It’s possible for particles to be so intimately linked that, even when separated at a vast distance, a change to one particle can affect the other. This intimacy is referred to as entanglement.
Entanglement is described by quantum mechanics—a branch of physics that looks at the workings of particles at the subatomic level. Quantum mechanics posits that the properties of particles at this incredibly small scale rely on probability.
Scientists have sought to study the quantum world for decades. Albert Einstein, among others, thought that there must be some hidden variables that allowed quantum systems to be more predictable. John Bell presented the idea that for such a system with hidden variables to exist, one particle must have instantaneous influence on another particle.
As NASA notes, “While Einstein proved that information cannot travel faster than the speed of light, particles can still affect each other when they are far apart according to Bell.”
This theorem is an essential foundation in the study of quantum mechanics, and only recently have scientists been able to run proper tests of the experiment that Bell needed to prove it. Last year, three independent studies on quantum mechanics were consistent with Bell’s predictions.
Krister Shalm, a physicist with the National Institute of Standards and Technology (NIST) at Boulder, Colorado and lead author of one of the three studies, calls it “experimental philosophy.”
“Humans have always had certain expectations of how the world works, and when quantum mechanics came along, it seemed to behave differently.”
Ties That Bind
In their study titled “Strong Loophole-Free Test of Local Realism” published in the journal Physical Review Letters, Shalm’s team show that Bell’s idea was correct.
Francesco Marsili from NASA’s Jet Propulsion Laboratory said that “any model of the world that contains hidden variables must also allow for entangled particles to influence one another at a distance.”
Their study showed that when two photons are entangled and separated – at a distance of 185 meters (607 feet) in their test – they behave as if they are still part of one system. This phenomenon of entanglement persists when the experiment is repeated with varying pairs of entangled photons.

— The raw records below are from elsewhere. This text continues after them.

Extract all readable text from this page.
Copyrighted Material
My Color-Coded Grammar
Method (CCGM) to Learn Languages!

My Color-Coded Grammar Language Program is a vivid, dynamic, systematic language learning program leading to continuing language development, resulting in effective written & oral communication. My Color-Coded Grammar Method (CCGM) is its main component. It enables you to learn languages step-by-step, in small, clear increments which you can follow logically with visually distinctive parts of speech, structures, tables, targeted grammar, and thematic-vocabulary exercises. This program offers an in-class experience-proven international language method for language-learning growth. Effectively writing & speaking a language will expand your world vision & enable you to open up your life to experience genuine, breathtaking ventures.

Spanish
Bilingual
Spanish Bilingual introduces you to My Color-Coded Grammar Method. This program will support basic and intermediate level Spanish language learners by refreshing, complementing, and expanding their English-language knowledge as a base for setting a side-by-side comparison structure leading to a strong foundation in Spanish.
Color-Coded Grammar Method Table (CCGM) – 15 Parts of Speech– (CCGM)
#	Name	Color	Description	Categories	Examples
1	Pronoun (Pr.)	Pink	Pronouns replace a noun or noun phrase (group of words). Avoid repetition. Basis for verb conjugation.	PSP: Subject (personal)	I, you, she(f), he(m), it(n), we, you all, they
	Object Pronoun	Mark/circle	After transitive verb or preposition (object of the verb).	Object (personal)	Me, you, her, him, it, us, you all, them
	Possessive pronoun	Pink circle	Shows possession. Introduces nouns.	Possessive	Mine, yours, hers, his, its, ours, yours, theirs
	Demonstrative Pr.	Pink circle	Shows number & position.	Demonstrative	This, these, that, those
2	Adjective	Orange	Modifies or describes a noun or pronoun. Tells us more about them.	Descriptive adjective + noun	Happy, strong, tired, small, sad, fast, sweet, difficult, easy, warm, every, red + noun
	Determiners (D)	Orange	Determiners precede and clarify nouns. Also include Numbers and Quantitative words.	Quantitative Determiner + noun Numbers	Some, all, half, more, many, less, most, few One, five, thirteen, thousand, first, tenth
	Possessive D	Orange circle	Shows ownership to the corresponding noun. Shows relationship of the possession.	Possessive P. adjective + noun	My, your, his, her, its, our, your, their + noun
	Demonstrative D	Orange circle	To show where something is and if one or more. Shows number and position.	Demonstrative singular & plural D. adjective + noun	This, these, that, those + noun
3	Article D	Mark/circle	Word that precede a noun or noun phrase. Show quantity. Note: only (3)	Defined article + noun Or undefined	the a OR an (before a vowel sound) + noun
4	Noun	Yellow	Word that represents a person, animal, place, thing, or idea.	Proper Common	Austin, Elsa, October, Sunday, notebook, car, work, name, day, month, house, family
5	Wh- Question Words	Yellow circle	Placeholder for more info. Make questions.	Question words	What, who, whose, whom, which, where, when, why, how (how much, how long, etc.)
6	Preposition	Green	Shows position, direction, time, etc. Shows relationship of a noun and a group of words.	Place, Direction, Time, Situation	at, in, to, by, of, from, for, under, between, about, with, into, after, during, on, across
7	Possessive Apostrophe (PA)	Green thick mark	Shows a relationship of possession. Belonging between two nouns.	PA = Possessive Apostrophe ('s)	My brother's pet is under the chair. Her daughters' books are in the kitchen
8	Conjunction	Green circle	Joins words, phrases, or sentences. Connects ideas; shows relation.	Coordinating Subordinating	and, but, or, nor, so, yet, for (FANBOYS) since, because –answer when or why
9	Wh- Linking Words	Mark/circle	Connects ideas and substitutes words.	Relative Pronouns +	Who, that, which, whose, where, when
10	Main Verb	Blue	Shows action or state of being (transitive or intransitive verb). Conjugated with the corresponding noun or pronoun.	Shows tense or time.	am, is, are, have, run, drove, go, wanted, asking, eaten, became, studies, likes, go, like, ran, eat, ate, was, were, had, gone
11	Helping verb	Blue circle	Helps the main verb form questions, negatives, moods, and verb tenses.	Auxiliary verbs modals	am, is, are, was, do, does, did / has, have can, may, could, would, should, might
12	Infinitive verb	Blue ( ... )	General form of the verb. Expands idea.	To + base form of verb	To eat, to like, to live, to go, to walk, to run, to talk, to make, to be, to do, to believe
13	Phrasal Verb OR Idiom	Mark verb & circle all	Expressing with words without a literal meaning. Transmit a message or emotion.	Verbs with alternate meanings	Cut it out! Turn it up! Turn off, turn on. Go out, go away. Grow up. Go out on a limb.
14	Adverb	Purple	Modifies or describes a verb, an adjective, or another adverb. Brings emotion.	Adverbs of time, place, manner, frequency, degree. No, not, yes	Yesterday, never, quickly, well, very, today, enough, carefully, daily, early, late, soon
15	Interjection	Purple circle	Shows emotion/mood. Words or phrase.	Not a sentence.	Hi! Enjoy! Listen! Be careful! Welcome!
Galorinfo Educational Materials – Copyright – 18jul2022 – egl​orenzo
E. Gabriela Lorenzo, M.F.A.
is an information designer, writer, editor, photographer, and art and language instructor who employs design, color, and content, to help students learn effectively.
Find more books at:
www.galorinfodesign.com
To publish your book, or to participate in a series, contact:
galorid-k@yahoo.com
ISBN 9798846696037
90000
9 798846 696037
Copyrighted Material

The reason why this is such a big breakthrough is that quantum mechanics opens the door to faster and more secure communications. “Right now we have the Deep Space Network to communicate with spacecraft around the solar system, which encodes information in radio signals,” said Marsili.
“With optical communications, we could increase the data rate of that network 10- to 100-fold.”
This research into the abstruse properties of subatomic particles has a great number of important, real-world applications. The design of the experiment itself has potential uses in cryptography and information security, since it included generating random numbers; but the most significant application is in information transmission. The sheer density and amount of information that deep space optical networks transmit could be stepped up by orders of magnitude, which is absolutely critical to our exploration and eventual colonization of the solar system.
“Information can never travel faster than the speed of light—Einstein was right about that. But through optical communications research, we can increase the amount of information we send back from space,” Francesco Marsili said. “The fact that the detectors from our experiment have this application creates great synergy between the two endeavors.”
So a bizarre, mysterious, often overlooked property of objects on a subatomic scale could just be the key to our conquest of that vast world that awaits beyond the Earth’s cradle.